Applying Pharmacogenomics to Patient Care
Pharmacogenomics (PGx) elucidates through a simple cheek swab which medications may be appropriate and which may not be, for each discrete individual patient. The model below represents an optimized model that is based on upon effective utilization of pharmacogenomics by PGx-trained providers.
An optimized clinical model is such that the provider is empowered with the genetic profile of their patient. When pharmacogenomics data is available to providers, they are able to choose medications that not only follow clinical guidelines but are selected specifically for the patient based upon their DNA. This model eliminates the trial-and-error approach, compresses the time to therapeutic response, and reduces adverse drug events and toxicities that would be attributable to variability in genetic response.
The correct application of pharmacogenomics is still evolving. RxGenomix is unique in the industry as our model is pharmacist-led. We acknowledge the complexity of provider workflows. In most care settings, physicians, nurse practitioners, and physician assistants see far too many patients per hour. Most are frustrated with their electronic health record (EHR) solution and quite simply cannot add anything additional to their workflows. The reporting that comes with pharmacogenomics testing is long, complex, and may not integrate into EHRs without significant interoperability strategies.

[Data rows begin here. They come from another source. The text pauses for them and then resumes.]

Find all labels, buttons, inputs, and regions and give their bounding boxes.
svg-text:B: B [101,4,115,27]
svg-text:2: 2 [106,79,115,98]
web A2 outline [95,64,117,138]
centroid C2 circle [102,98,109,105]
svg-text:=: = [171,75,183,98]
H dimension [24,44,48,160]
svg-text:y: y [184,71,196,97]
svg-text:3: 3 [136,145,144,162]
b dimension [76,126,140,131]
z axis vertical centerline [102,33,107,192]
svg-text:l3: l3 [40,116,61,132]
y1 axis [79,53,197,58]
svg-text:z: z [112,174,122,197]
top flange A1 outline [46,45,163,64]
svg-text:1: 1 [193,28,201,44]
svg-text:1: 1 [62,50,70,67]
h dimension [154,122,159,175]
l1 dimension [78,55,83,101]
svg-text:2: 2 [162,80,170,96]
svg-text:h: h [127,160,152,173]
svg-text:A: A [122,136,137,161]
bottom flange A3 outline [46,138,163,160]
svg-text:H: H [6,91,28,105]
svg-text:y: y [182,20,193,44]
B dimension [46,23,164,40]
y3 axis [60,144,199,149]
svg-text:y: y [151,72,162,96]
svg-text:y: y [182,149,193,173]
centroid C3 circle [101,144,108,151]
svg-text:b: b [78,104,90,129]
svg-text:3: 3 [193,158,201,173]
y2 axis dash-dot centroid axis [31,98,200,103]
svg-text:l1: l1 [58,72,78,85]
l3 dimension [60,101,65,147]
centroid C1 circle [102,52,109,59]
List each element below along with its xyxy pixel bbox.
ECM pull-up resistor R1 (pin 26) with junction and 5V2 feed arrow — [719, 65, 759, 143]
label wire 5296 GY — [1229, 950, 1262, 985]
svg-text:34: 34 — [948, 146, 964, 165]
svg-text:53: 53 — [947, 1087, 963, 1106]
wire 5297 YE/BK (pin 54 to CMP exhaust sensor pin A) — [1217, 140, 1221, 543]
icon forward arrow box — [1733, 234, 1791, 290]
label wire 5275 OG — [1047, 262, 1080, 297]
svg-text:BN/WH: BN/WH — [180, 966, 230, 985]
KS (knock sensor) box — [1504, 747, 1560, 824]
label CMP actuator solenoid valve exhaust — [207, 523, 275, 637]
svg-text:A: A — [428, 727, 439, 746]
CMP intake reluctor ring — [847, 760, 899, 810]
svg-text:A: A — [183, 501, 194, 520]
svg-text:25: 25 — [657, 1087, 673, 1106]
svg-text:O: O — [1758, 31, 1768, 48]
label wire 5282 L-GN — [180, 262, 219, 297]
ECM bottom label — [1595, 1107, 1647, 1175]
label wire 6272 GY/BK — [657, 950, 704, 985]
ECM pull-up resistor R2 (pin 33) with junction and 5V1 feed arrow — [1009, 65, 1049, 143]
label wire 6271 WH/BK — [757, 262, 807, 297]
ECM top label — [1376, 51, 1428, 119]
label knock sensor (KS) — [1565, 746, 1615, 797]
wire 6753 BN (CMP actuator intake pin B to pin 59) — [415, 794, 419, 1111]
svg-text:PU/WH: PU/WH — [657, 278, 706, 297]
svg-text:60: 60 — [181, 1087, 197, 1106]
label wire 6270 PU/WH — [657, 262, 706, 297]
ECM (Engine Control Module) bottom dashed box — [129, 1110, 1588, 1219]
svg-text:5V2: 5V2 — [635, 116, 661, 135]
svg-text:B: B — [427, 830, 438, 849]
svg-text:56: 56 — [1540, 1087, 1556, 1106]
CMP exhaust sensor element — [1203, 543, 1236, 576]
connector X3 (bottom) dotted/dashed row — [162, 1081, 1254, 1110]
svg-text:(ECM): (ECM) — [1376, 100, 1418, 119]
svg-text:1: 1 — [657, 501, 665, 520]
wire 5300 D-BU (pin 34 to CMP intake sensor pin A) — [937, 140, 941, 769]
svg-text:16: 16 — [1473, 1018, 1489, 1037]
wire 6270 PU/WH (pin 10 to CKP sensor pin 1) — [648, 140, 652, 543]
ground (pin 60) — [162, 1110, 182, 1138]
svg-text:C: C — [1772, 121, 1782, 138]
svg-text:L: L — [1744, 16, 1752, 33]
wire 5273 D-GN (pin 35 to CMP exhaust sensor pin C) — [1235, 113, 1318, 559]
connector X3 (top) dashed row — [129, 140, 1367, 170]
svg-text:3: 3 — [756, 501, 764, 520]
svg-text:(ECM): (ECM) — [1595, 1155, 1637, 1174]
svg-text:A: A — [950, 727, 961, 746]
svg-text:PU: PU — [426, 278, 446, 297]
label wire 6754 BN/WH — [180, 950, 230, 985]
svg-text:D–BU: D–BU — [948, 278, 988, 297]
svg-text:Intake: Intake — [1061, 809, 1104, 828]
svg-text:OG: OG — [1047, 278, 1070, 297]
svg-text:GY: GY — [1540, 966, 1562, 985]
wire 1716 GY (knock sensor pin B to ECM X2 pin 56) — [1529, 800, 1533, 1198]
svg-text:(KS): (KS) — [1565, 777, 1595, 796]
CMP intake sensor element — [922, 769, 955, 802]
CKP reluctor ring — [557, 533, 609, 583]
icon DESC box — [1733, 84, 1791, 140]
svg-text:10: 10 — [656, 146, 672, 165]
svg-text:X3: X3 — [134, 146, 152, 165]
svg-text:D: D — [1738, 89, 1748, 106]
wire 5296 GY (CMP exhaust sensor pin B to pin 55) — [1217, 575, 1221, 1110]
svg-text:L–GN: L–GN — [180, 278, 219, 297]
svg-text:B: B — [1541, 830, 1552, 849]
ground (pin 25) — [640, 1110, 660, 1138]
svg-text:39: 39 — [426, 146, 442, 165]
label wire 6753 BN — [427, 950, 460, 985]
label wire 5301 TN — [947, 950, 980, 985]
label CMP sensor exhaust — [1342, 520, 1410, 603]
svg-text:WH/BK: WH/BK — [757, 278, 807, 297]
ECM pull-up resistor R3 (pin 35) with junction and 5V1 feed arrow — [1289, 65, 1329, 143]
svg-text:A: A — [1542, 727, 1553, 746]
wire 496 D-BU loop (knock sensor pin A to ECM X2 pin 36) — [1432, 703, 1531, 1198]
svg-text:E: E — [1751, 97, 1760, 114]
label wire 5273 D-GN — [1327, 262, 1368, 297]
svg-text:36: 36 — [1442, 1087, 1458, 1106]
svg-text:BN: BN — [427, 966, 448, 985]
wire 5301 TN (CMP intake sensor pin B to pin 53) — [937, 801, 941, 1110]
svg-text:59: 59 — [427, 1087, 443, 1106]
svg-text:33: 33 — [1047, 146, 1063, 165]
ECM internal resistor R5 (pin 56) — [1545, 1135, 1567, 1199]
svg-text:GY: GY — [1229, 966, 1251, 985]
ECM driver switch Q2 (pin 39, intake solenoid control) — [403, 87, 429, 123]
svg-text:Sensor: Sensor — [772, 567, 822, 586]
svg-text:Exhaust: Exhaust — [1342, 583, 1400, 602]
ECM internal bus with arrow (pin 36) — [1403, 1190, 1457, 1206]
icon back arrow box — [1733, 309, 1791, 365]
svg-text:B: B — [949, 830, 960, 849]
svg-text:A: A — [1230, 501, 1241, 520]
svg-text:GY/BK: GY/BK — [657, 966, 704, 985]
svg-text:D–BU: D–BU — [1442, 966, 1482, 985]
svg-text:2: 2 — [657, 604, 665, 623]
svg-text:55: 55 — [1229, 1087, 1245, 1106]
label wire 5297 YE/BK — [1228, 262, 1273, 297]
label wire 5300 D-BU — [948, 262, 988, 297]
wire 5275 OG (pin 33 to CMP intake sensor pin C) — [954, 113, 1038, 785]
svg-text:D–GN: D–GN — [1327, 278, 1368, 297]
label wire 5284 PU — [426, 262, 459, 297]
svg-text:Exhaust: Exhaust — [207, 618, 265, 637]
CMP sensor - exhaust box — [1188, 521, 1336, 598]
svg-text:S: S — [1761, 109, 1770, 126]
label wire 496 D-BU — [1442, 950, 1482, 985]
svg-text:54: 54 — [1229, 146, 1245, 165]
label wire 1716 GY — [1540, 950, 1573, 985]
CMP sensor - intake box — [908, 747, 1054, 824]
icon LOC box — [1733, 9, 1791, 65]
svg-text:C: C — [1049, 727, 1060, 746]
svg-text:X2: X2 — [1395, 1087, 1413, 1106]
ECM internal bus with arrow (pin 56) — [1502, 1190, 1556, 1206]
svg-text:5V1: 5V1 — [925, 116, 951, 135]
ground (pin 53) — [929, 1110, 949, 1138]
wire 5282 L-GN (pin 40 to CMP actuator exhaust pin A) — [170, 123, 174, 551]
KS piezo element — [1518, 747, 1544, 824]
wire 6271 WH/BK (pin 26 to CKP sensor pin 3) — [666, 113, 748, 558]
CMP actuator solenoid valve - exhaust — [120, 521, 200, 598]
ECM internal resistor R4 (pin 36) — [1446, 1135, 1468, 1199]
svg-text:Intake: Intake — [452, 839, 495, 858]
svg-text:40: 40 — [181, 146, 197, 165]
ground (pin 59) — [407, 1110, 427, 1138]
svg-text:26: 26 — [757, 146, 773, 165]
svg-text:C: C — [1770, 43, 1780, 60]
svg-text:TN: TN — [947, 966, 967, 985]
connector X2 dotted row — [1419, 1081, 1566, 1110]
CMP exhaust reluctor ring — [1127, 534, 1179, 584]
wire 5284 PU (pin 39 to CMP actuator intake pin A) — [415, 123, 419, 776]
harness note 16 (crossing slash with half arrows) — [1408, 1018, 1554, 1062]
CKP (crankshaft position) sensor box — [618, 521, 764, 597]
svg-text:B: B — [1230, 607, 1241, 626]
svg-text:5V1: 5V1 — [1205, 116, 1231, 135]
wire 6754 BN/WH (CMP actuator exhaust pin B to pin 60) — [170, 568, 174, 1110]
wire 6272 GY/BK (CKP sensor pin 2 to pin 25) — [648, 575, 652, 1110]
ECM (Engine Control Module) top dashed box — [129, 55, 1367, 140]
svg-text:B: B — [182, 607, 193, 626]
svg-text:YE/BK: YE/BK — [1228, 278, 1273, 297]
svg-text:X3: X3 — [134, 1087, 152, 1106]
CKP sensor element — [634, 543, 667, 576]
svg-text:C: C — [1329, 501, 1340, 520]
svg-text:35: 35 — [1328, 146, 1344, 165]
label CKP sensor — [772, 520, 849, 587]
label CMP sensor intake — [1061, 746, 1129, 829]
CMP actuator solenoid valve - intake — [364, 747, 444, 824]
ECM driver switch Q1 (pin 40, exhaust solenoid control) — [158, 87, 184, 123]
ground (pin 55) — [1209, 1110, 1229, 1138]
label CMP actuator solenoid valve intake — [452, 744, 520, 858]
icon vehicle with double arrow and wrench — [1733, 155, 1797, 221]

RxGenomix works with healthcare providers to harness the power of pharmacogenomics by engaging one of the most underutilized healthcare assets in the industry — pharmacists.
RxGenomix pharmacists are well-trained in the science of pharmacogenomics and how to apply genetic testing to medication use. Our pharmacy model partners with healthcare organizations that understand the clinical utility of pharmacogenomics, but are struggling with the data, analytics, and clinical workflows to optimize clinical outcomes. We support our pharmacy teams with robust clinical software that allows our pharmacists to produce simple, clinically actionable care plans for patients that are informed by not just pharmacogenomic factors, but also myriad other clinical and financial inputs.
RxGenomix firmly believes there will be a day where pharmacogenomic testing is ubiquitous. In a few years, you will likely carry a smartphone embedded with your health record that is capable of informing your care team of all of your current medications, current conditions, clinical histories, and your genetic profile that would allow any provider to check your genetic test for the best medications for you prior to prescribing any medication. That said, we are not there yet.
We must be thoughtful and financially responsible as we prove the utility of pharmacogenomics. RxGenomix exists to optimize the clinical utility and associated outcomes that come with treating each patient as an individual.
Quite simply, the pharmacogenomic “test”, in and of itself, lacks substantive value. The true opportunity to advance the quadruple aim through pharmacogenomics is only realized by deploying the right combination of science, education, analytics, technology, and care team providers. RxGenomix is excited to change the conversation as it relates to pharmacogenomics.
1- February 2019 report released by the Office of the Actuary at the Centers for Medicare and Medicaid Services.